2. Keep expanding, but maintain financial discipline
Just because the macro environment isn't perfect doesn't mean the company shouldn't grow. To the contrary, with just more than 350 stores, there remains a huge opportunity for Lumber Liquidators to grow its store base, as long as growth is at a rate well within what the company can afford. So far, that hasn't been a problem, as the company carries no long-term debt.
It doesn't carry a lot of cash, either, but instead uses a $50 million line of credit for liquidity. So far, this strategy has worked, as the company is able to use cash flows and its line of credit to fund capital expansion, and then use those cash flows to quickly pay down the credit facility.
Cash on hand has fallen sharply in the past year:
In large part, cash has been used to fund a major expansion to the company's distribution network. Through the first nine months, the company invested $28 million in its East Coast distribution center. Over time, this will add to the bottom line by reducing shipping costs from the company's other distribution center in California.
Furthermore, the company spent $52 million on stock repurchases through the third quarter. While the average price -- $77.68 -- is above current market price, buybacks in the third quarter averaged $57.24, almost a 9% discount to recent prices. Frankly, I remain torn on the company's buyback policy, as it seems to be walking a relatively fine line with its capital position, expansion plans, and share buybacks. There's just not much room for error there.
3. Cost containment, inventory efficiency
The inventory struggles the company has dealt with remained a problem for much of the third quarter -- so much so that management blamed part of the drop in sales on it. Until the company is able to finally put this to bed, it will remain a drag on sales, and on margins.

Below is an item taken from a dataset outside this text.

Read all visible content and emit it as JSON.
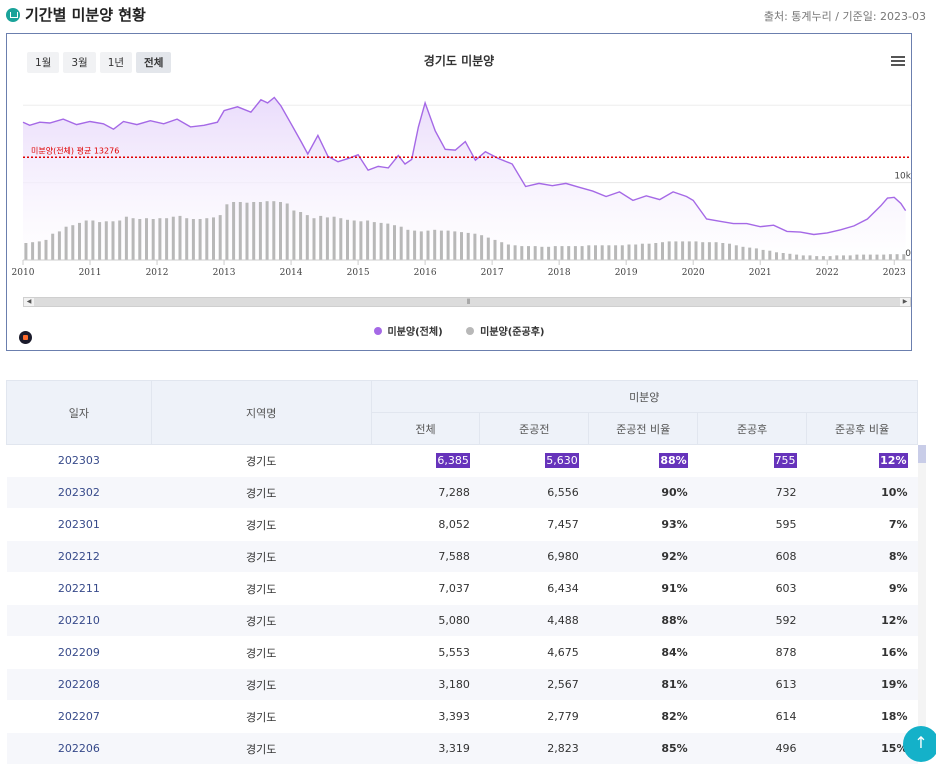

Hopefully the addition of a consolidated East Coast distribution center will help address this. The new distribution center was scheduled to open in December, but the company hasn't made any announcement to date.
Lumber Liquidators also continued to expand its in-house manufacturing. Its plans for 2014 included doubling its internal processing and finishing capacity, with much of that investment to be made in the fourth quarter. Don't expect this to have any impact on fourth-quarter sales, but the company said that this new capacity would be up and running in early 2015.
Lastly, management claims that its past issues with potentially illegal wood should be in the past by now, but we were also told that inventory issues hurt sales last quarter. The reality is, if inventory continues to be an issue, one will have to question if the company's stricter guidelines will be a continual problem. Something might have to change.
It would be unfair to expect Lumber Liquidators to report a blowout quarter, but it's reasonable to look for incremental improvements, and tighter execution on inventory management and cost containment. Furthermore, the company should keep expanding in a methodical, and cost-effective way.
Short term, there's really no telling what will happen. Long term? If management can tighten up on the sore points and keep things progressing, Lumber Liquidators looks like a cyclical winner.